Campaigner Peter Moran, aged 43, of Ridgeview Close, who runs a nostalgic ‘West Bank The Glory Years’ website, said: “This hut is part of our history. We want to keep it for future generations,.
“We’ve had support from West Bankers who now live in America and Australia. It is a little pier and is in a lovely place.
“I would like to see it turned into a heritage centre and a little cafe.
“We’ve got plenty of material, videos and old photographs of West Bank and the Old Transporter Bridge.
“It’s on the transpennine trail so we get a lot of cyclists and people of all ages coming to enjoy the view.”
The glazed hut, which is on stilts, was originally designed around 1903 as a viewing platform when hundreds of locals enjoyed visiting the ‘beach’.
In recent years, it was used by pensioners as a meeting place to play cards and dominoes.
Mike Fox, of Save Britain’s Heritage, said: “The hut provided a location where senior citizens could watch the swimming competitions and beach games which took place in the river below.
“The hut continued to be used as a place for community gatherings.
“The building is part of the original historic fabric of the promenade and makes a positive contribution to the conservation area.”
Great great grandad Bill Lawson, aged 80, of Beaumont Close, who tends the gardens of neighbouring St Mary’s Church, belonged to a pensioners club which met regularly at the hut.
He said: “I have many happy memories playing dominoes.
“In the old days, thousands of people used to come down here. There was lots of sand and a bandstand.

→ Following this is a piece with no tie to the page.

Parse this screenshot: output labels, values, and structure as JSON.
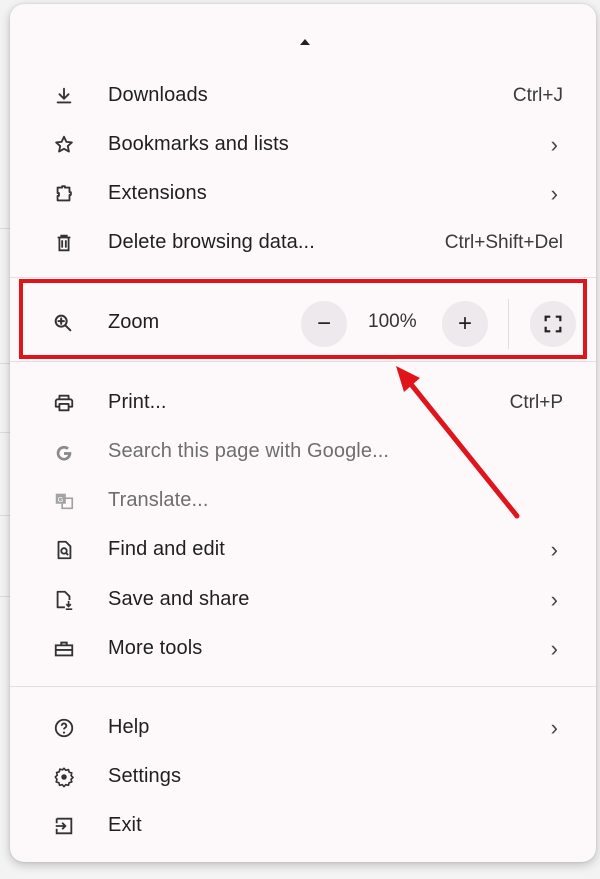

“I’d like to see it refurbished and proper gardens and more seats put in.”
A Halton Council spokesman said: “The building has been vacant for a considerable amount of time. In the interests of reducing the on-going risk, and due to the costs associated with maintaining the building, officers have recommended its demolition.
“However, as there has now been interest in the property it has been decided to put the demolition plans on hold for at least six months to allow proposals for the future use of the building to be submitted from the voluntary sector.
“If suitable proposals are put forward, which are financially viable and acceptable to council members. These will be considered and may be acceptable as a way forward.”